L'Ukraine est tombée dans le piège de Thucydide et en paie le prix fort. Le dilemme auquel elle est confrontée est le suivant : soit elle prolonge la guerre et tient bon jusqu'à ce que Zelensky soit tué et que la reddition se fasse selon les conditions russes avec l'imposition d'un gouvernement fantoche, soit elle négocie une paix selon les conditions russes et cède à Poutine un cinquième de son territoire rempli de chantiers navals, avec la puissante centrale nucléaire de Zaporiyia, un débouché sur la mer Noire, des raffineries et un réseau sidérurgique important, ainsi que d'importants greniers à blé. Elle pourrait ainsi conserver une partie souveraine et démocratique de son territoire, et éventuellement au sein de l'UE.
Dans les deux cas, l'avenir de l'Ukraine est entre les mains du gouvernement russe. Ce qui semble peu probable (mais pas impossible), c'est que ce soit la Russie qui finisse par être vaincue dans son agression guerrière.

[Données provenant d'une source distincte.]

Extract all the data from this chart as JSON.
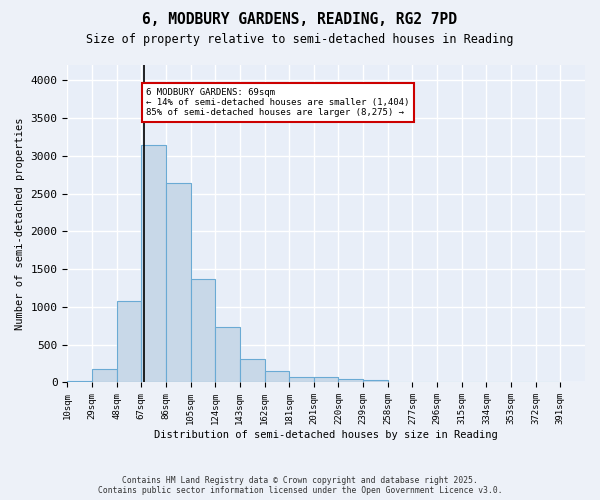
{
  "title1": "6, MODBURY GARDENS, READING, RG2 7PD",
  "title2": "Size of property relative to semi-detached houses in Reading",
  "xlabel": "Distribution of semi-detached houses by size in Reading",
  "ylabel": "Number of semi-detached properties",
  "bar_color": "#c8d8e8",
  "bar_edge_color": "#6aaad4",
  "background_color": "#e8eef8",
  "grid_color": "#ffffff",
  "bin_labels": [
    "10sqm",
    "29sqm",
    "48sqm",
    "67sqm",
    "86sqm",
    "105sqm",
    "124sqm",
    "143sqm",
    "162sqm",
    "181sqm",
    "201sqm",
    "220sqm",
    "239sqm",
    "258sqm",
    "277sqm",
    "296sqm",
    "315sqm",
    "334sqm",
    "353sqm",
    "372sqm",
    "391sqm"
  ],
  "bar_heights": [
    20,
    175,
    1080,
    3140,
    2640,
    1370,
    740,
    310,
    155,
    75,
    75,
    40,
    30,
    5,
    5,
    5,
    5,
    5,
    5,
    5
  ],
  "property_line_x_label": "67sqm",
  "annotation_line1": "6 MODBURY GARDENS: 69sqm",
  "annotation_line2": "← 14% of semi-detached houses are smaller (1,404)",
  "annotation_line3": "85% of semi-detached houses are larger (8,275) →",
  "annotation_box_color": "#ffffff",
  "annotation_border_color": "#cc0000",
  "property_line_color": "#000000",
  "ylim": [
    0,
    4200
  ],
  "yticks": [
    0,
    500,
    1000,
    1500,
    2000,
    2500,
    3000,
    3500,
    4000
  ],
  "footer_line1": "Contains HM Land Registry data © Crown copyright and database right 2025.",
  "footer_line2": "Contains public sector information licensed under the Open Government Licence v3.0."
}
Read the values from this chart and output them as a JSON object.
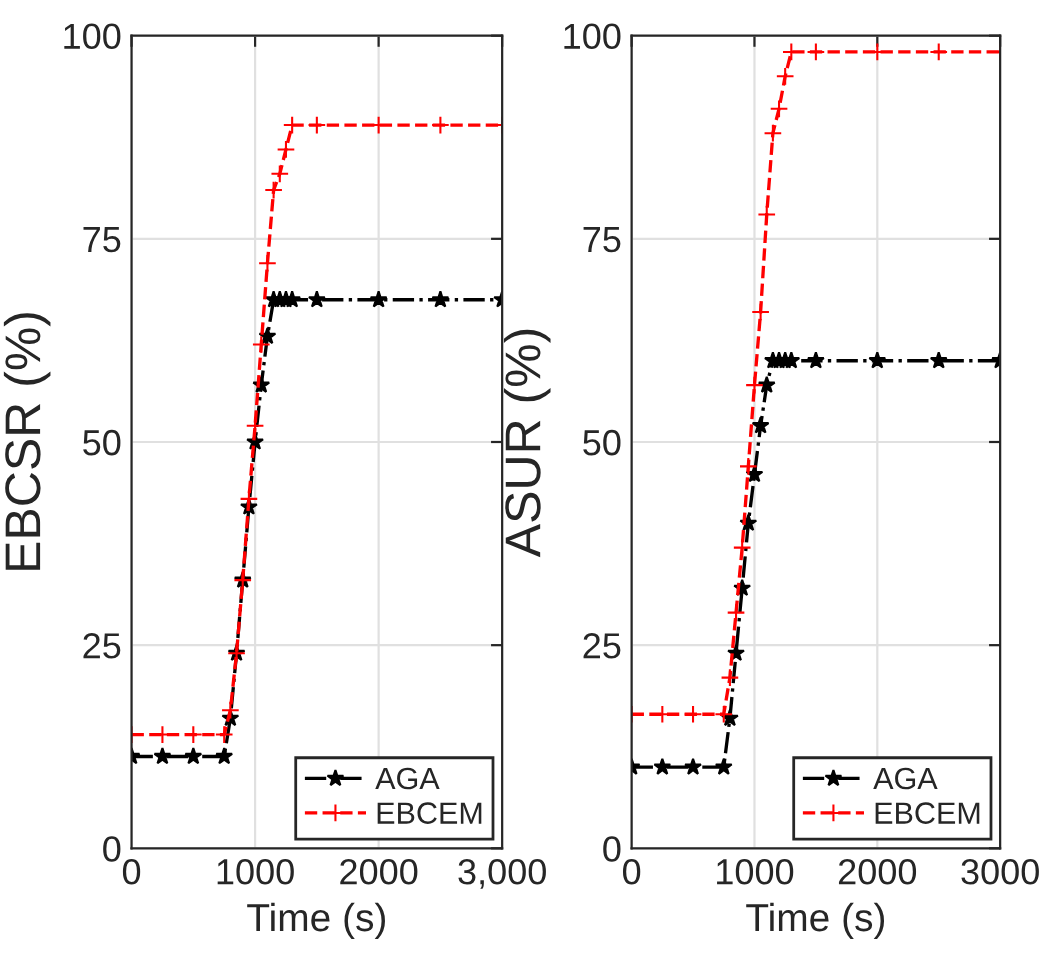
{
  "chart_data": [
    {
      "type": "line",
      "xlabel": "Time (s)",
      "ylabel": "EBCSR (%)",
      "xlim": [
        0,
        3000
      ],
      "xticks": [
        0,
        1000,
        2000,
        {
          "value": 3000,
          "label": "3,000"
        }
      ],
      "ylim": [
        0,
        100
      ],
      "yticks": [
        0,
        25,
        50,
        75,
        100
      ],
      "grid": true,
      "legend": "bottom right",
      "x": [
        0,
        250,
        500,
        750,
        800,
        850,
        900,
        950,
        1000,
        1050,
        1100,
        1150,
        1200,
        1250,
        1300,
        1500,
        2000,
        2500,
        3000
      ],
      "series": [
        {
          "name": "AGA",
          "color": "#000000",
          "marker": "star",
          "line_style": "dashdot",
          "values": [
            11.3,
            11.3,
            11.3,
            11.3,
            16,
            24,
            33,
            42,
            50,
            57,
            63,
            67.5,
            67.5,
            67.5,
            67.5,
            67.5,
            67.5,
            67.5,
            67.5
          ]
        },
        {
          "name": "EBCEM",
          "color": "#ff0000",
          "marker": "cross",
          "line_style": "dashed",
          "values": [
            14,
            14,
            14,
            14,
            17,
            24,
            33,
            43,
            52,
            62,
            72,
            81,
            83,
            86,
            89,
            89,
            89,
            89,
            89
          ]
        }
      ]
    },
    {
      "type": "line",
      "xlabel": "Time (s)",
      "ylabel": "ASUR (%)",
      "xlim": [
        0,
        3000
      ],
      "xticks": [
        0,
        1000,
        2000,
        3000
      ],
      "ylim": [
        0,
        100
      ],
      "yticks": [
        0,
        25,
        50,
        75,
        100
      ],
      "grid": true,
      "legend": "bottom right",
      "x": [
        0,
        250,
        500,
        750,
        800,
        850,
        900,
        950,
        1000,
        1050,
        1100,
        1150,
        1200,
        1250,
        1300,
        1500,
        2000,
        2500,
        3000
      ],
      "series": [
        {
          "name": "AGA",
          "color": "#000000",
          "marker": "star",
          "line_style": "dashdot",
          "values": [
            10,
            10,
            10,
            10,
            16,
            24,
            32,
            40,
            46,
            52,
            57,
            60,
            60,
            60,
            60,
            60,
            60,
            60,
            60
          ]
        },
        {
          "name": "EBCEM",
          "color": "#ff0000",
          "marker": "cross",
          "line_style": "dashed",
          "values": [
            16.5,
            16.5,
            16.5,
            16.5,
            21,
            29,
            37,
            47,
            57,
            66,
            78,
            88,
            91,
            95,
            98,
            98,
            98,
            98,
            98
          ]
        }
      ]
    }
  ]
}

Poutine attend un changement de vent politique à Washington, sans Biden, et avec Trump à la Maison Blanche et se prépare déjà à l'assaut final avec 50 000 soldats prêts à l'action et un accord de défense mutuelle inquiétant entre la Russie et la Corée du Nord. Du pétrole en échange de missiles et de munitions nord-coréens. Certainement pas un signe de paix immédiate.